The warning from the Berkshire Hathaway CEO highlights a growing tension between traditional value investing and the rise of high-risk speculative trading. As retail and institutional investors increasingly turn to volatile instruments, Buffett said the fundamental nature of the market is shifting away from long-term business ownership.

Buffett described the current state of the financial landscape as a "church with a casino attached" [2]. He said the environment is characterized by a surge in short-term options trading and a growing fascination with prediction markets [1]. According to Buffett, this speculative enthusiasm has created a mood where investors are more interested in betting on price movements than analyzing the intrinsic value of companies [1].

"We've never had people in a more gambling mood than now," Buffett said [1].

This sentiment comes as the 2026 [3] meeting brings together thousands of shareholders to discuss the conglomerate's strategy. The CEO's comments target the hype surrounding prediction markets and the speed of modern trading platforms, tools that allow investors to speculate on outcomes with high leverage and minimal time horizons.

While Berkshire Hathaway continues to focus on long-term holdings, Buffett's critique serves as a caution against the psychological lure of quick wins. He said the current market appetite for risk resembles gambling more than it does disciplined investing [1].

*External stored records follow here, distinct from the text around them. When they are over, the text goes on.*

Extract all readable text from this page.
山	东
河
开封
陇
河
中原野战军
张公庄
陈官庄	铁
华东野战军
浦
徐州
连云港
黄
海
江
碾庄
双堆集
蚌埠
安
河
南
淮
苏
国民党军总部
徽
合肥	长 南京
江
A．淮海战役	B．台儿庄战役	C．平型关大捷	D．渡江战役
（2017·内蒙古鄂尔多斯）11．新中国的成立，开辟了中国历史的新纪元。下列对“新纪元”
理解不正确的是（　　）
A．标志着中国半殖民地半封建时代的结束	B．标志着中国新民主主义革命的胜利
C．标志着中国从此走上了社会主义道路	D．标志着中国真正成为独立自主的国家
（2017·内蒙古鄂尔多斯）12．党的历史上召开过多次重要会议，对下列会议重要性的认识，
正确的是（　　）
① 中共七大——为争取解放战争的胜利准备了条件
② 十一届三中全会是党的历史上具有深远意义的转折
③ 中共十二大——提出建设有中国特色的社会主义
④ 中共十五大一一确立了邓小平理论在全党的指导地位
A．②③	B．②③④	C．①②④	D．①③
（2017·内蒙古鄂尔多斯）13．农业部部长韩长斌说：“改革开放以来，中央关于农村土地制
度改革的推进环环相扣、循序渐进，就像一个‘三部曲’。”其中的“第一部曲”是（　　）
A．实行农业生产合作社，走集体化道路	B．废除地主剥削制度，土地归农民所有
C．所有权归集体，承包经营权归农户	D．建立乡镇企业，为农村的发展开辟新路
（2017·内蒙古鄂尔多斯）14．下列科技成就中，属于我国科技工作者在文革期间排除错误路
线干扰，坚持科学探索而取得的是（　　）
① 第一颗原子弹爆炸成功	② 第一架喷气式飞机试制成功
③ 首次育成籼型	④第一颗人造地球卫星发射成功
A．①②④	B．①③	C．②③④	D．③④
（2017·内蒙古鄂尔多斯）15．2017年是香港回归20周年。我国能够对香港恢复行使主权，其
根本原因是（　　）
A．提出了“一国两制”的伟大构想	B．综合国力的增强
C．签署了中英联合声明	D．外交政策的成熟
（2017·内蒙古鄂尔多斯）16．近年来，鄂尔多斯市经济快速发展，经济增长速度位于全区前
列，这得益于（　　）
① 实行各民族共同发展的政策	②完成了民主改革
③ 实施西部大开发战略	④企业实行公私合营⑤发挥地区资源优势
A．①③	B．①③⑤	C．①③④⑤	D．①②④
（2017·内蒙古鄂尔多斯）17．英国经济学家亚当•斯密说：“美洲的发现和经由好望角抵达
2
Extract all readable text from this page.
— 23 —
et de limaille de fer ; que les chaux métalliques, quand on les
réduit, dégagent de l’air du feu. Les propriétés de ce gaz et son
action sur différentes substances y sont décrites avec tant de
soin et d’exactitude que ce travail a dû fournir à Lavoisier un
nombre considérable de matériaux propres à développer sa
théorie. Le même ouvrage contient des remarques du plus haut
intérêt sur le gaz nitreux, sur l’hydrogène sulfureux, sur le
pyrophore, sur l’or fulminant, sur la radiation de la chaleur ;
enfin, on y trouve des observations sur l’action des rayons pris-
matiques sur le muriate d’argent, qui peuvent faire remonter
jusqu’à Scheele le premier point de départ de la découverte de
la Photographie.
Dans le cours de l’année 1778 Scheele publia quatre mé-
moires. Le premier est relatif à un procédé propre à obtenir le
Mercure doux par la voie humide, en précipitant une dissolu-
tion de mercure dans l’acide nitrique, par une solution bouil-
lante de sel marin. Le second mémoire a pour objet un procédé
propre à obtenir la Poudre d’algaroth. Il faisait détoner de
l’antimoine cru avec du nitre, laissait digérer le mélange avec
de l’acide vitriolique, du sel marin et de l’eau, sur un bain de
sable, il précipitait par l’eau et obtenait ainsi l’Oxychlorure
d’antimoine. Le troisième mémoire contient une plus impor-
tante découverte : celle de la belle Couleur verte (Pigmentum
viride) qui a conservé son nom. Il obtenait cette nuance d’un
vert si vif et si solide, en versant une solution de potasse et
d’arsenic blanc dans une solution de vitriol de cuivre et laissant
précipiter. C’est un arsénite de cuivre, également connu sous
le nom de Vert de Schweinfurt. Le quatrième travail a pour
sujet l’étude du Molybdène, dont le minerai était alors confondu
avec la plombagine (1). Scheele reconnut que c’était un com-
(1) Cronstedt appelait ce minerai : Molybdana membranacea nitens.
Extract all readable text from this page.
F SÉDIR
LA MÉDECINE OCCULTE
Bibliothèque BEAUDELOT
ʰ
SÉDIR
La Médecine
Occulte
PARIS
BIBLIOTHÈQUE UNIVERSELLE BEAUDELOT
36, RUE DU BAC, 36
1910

"Today's market is like a church with a casino attached."

Buffett's comparison of the market to a casino reflects a broader concern regarding the 'gamification' of finance. By linking the rise of prediction markets and short-term options to a gambling mindset, he is signaling that market volatility may be driven more by speculative psychology than by economic fundamentals, potentially increasing the risk of a systemic correction.